O objetivo passa por reforçar a segurança das populações, reduzir o risco de incêndio, melhorar a acessibilidade florestal, aumentar a capacidade de resposta operacional, apoiar os proprietários privados e promover maior transparência e monitorização pública da ação municipal.

No documento, o PSD defende, na parte relativa à limpeza e desobstrução florestal, a definição de prioridades operacionais, calendarização pública das intervenções ou a articulação com proprietários.

Já na área relativa à revisão do Plano Municipal de Defesa da Floresta, sustentam que “os fenómenos meteorológicos extremos demonstram que os instrumentos de planeamento devem adaptar-se às novas exigências do território”, preconizando a “integração de um eixo de recuperação” pós depressão Kristin, um sistema permanente de monitorização e uma cartografia dinâmica de risco.

Quanto ao apoio aos proprietários de terrenos, os autarcas sociais-democratas querem, além de outras medidas, a criação de um gabinete municipal de apoio ao proprietário.

Entre outros aspetos, o documento refere, no tema sobre a prevenção, fiscalização e proteção do território, o reforço da fiscalização, e, ao nível da resposta municipal e coordenação institucional, pede relatórios públicos de execução, o reforço do papel das juntas ou a criação de um conselho local de acompanhamento.

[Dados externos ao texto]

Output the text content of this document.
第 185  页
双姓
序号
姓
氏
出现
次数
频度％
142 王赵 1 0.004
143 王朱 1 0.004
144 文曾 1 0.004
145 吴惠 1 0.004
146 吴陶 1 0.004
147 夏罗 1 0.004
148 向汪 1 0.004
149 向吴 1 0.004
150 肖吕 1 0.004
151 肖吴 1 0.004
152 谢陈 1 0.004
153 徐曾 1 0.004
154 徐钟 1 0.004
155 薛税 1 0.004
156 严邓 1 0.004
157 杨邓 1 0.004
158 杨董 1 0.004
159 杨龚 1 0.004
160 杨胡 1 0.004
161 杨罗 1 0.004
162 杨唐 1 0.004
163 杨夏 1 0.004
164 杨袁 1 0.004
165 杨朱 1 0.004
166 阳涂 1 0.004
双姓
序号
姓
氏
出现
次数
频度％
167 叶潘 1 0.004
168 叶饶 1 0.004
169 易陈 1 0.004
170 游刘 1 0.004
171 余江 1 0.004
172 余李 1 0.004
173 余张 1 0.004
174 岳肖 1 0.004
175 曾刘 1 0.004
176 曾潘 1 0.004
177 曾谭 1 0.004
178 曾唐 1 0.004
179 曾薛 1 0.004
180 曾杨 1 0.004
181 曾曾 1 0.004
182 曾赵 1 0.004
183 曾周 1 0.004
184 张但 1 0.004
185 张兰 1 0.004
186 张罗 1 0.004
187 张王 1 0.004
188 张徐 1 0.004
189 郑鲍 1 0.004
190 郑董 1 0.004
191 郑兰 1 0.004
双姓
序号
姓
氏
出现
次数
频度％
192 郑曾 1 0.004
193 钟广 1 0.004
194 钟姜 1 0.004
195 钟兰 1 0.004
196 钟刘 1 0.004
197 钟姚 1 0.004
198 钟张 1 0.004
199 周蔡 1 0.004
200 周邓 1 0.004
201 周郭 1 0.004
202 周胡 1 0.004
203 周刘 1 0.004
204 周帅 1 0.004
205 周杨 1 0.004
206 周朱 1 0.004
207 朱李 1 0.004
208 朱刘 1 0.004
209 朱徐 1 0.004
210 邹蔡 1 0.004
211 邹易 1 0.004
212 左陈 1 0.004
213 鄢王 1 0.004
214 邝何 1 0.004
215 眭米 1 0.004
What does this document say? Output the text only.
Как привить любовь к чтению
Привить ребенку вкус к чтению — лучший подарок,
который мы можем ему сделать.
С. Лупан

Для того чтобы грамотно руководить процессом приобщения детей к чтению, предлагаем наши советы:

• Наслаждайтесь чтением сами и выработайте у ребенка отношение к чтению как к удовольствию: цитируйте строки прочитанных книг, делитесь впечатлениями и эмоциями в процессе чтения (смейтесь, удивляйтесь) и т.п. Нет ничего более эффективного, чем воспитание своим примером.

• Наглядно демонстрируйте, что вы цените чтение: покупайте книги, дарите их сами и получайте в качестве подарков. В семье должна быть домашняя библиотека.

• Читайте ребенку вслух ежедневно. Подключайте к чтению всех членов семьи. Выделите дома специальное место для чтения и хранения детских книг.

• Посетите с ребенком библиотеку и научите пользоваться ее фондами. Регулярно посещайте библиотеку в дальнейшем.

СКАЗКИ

Na resposta, o vereador Luís Lopes (PS), que tem, entre outros, o pelouro da Proteção Civil, começou por explicar ter havido sessões públicas sobre Áreas Integradas de Gestão de Paisagem (AIGP).

“O que acho estranho é que nada disso aparece no documento, sendo uma medida que o próprio Governo propôs para resolver o problema da floresta”, declarou Luís Lopes, admitindo tratar-se de “esquecimento ou desconhecimento”.

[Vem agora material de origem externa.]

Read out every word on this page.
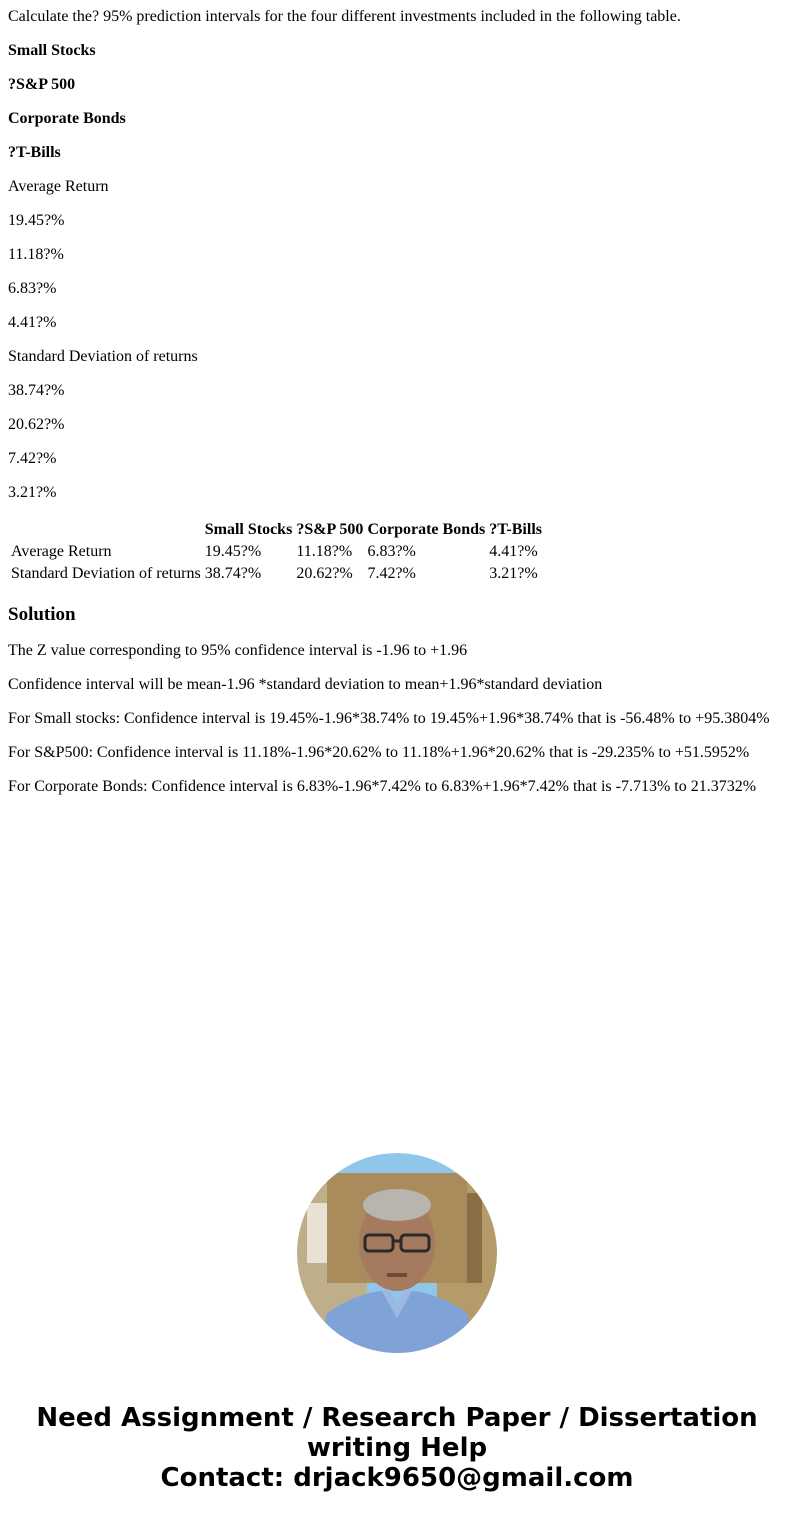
Calculate the? 95% prediction intervals for the four different investments included in the following table.

Small Stocks

?S&P 500

Corporate Bonds

?T-Bills

Average Return

19.45?%

11.18?%

6.83?%

4.41?%

Standard Deviation of returns

38.74?%

20.62?%

7.42?%

3.21?%

	Small Stocks	?S&P 500	Corporate Bonds	?T-Bills
Average Return	19.45?%	11.18?%	6.83?%	4.41?%
Standard Deviation of returns	38.74?%	20.62?%	7.42?%	3.21?%
Solution

The Z value corresponding to 95% confidence interval is -1.96 to +1.96

Confidence interval will be mean-1.96 *standard deviation to mean+1.96*standard deviation

For Small stocks: Confidence interval is 19.45%-1.96*38.74% to 19.45%+1.96*38.74% that is -56.48% to +95.3804%

For S&P500: Confidence interval is 11.18%-1.96*20.62% to 11.18%+1.96*20.62% that is -29.235% to +51.5952%

For Corporate Bonds: Confidence interval is 6.83%-1.96*7.42% to 6.83%+1.96*7.42% that is -7.713% to 21.3732%

Need Assignment / Research Paper / Dissertation
writing Help
Contact: drjack9650@gmail.com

Referindo que a AIGP foi proposta “para permitir que a Câmara pudesse entrar em propriedade privada para retirar a madeira”, o autarca observou ainda que uma das estruturas propostas pelo PSD já esta em funcionamento desde abril, nos Bombeiros Sapadores de Leiria, o Comando Integrado de Prevenção e Operações (CIPO).

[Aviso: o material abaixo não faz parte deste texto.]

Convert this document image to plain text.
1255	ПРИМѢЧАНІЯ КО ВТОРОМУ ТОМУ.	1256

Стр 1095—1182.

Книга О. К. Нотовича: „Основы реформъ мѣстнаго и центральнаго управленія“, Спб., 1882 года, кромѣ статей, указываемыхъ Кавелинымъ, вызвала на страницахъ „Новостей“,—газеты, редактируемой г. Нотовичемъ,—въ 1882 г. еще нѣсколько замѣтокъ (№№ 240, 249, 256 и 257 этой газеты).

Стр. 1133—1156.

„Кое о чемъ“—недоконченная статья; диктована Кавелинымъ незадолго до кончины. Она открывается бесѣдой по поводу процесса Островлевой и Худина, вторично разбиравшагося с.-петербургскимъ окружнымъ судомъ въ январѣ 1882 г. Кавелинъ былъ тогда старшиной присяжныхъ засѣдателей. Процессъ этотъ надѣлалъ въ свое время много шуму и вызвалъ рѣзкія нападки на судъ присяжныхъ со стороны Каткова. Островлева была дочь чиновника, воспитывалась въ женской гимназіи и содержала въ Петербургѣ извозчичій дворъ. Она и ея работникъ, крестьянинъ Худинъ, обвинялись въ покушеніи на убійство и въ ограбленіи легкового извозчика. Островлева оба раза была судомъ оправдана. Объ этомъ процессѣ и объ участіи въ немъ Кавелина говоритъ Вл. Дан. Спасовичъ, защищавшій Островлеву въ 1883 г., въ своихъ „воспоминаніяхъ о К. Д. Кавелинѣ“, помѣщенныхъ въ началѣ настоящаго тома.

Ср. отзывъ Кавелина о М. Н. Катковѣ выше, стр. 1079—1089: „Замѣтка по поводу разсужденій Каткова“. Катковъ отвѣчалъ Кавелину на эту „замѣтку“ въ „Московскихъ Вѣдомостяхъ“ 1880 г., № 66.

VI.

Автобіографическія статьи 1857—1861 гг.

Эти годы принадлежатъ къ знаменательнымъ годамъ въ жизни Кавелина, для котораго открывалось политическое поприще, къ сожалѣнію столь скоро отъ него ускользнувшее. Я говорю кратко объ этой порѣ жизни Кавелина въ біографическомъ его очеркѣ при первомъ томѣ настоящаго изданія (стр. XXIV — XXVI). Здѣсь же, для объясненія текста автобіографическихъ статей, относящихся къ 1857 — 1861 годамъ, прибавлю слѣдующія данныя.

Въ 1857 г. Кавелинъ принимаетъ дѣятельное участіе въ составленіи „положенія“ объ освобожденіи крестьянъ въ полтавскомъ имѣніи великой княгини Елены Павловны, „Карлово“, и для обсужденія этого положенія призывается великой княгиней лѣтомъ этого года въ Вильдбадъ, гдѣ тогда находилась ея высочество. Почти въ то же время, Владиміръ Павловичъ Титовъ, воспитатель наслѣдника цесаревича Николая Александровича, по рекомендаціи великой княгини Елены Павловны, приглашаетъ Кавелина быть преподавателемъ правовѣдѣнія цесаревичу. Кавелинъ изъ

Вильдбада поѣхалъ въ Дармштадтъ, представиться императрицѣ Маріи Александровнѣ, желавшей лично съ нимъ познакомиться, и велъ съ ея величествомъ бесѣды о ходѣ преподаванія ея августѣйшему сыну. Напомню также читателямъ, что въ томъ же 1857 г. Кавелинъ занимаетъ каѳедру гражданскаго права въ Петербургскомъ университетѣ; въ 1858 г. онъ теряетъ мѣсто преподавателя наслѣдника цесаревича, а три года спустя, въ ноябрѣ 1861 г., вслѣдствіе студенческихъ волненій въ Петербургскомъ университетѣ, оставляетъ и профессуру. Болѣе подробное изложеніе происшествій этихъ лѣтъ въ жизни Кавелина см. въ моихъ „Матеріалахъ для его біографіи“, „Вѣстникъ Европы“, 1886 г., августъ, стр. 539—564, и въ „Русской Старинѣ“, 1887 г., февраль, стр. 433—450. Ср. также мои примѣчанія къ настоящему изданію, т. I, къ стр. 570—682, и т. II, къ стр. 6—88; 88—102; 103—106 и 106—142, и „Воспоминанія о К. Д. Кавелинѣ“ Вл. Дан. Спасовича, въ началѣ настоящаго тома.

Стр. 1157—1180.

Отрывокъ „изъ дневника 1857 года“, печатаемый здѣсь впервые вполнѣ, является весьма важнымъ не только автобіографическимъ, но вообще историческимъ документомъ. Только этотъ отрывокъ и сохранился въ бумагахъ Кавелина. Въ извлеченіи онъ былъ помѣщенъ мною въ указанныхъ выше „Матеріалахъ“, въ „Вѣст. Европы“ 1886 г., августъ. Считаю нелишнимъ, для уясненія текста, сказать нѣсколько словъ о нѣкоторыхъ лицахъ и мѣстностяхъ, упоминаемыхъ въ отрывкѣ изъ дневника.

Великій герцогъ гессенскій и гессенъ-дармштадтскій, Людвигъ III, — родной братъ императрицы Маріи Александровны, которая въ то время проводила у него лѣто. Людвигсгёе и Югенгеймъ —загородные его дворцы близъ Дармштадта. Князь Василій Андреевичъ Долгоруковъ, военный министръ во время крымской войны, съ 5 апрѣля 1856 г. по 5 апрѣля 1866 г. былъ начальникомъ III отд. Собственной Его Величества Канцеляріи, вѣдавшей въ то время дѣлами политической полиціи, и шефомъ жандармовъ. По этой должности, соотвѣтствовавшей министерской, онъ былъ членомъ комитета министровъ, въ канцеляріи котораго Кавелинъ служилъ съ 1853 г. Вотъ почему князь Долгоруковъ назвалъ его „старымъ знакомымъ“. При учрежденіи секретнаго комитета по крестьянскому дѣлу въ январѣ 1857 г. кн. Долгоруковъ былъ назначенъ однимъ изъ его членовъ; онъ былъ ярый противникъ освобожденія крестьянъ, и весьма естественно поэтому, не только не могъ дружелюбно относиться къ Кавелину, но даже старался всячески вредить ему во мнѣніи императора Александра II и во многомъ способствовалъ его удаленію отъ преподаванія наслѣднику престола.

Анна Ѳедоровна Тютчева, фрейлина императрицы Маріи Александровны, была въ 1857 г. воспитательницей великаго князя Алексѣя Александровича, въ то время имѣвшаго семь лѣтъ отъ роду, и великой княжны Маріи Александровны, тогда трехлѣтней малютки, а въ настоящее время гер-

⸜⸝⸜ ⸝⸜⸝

“Desde essa data que estamos a trabalhar de forma concertada para a mobilização de recursos para desobstrução de caminhos”, referiu, convidando a oposição a conhecer o trabalho do CIPO.

Salientando que grande parte das medidas já está em execução, Luís Lopes adiantou que houve, “na passada semana, uma reunião já com as equipas de apoio técnico e com as juntas de freguesia para definir o calendário em que os técnicos vão estar disponíveis nos quartéis de bombeiros e nas juntas” para apoiar os proprietários, assim como “o calendário de ações” a executar, e quais “serão os técnicos e as empresas que estarão no terreno a garantir estas intervenções”.

O vereador acrescentou que “foram identificados 1.171 hectares prioritários de intervenção” que “estão situados próximos de aglomerados [populacionais], de edificados, zonas industriais, estradas e infraestruturas críticas” e são esses que vão ser primeiro intervencionados.

O CIPO visa a remoção do material combustível acumulado pelas tempestades, a limpeza de áreas críticas, a reabertura de caminhos e a melhoria de acessos.

A AIGP permite a realização de operações integradas de gestão da paisagem, que “incluem corte e processamento de árvores afetadas, remoção e transporte do material, gestão da biomassa residual e eventual criação de parques temporários de armazenamento”, anunciou a Câmara.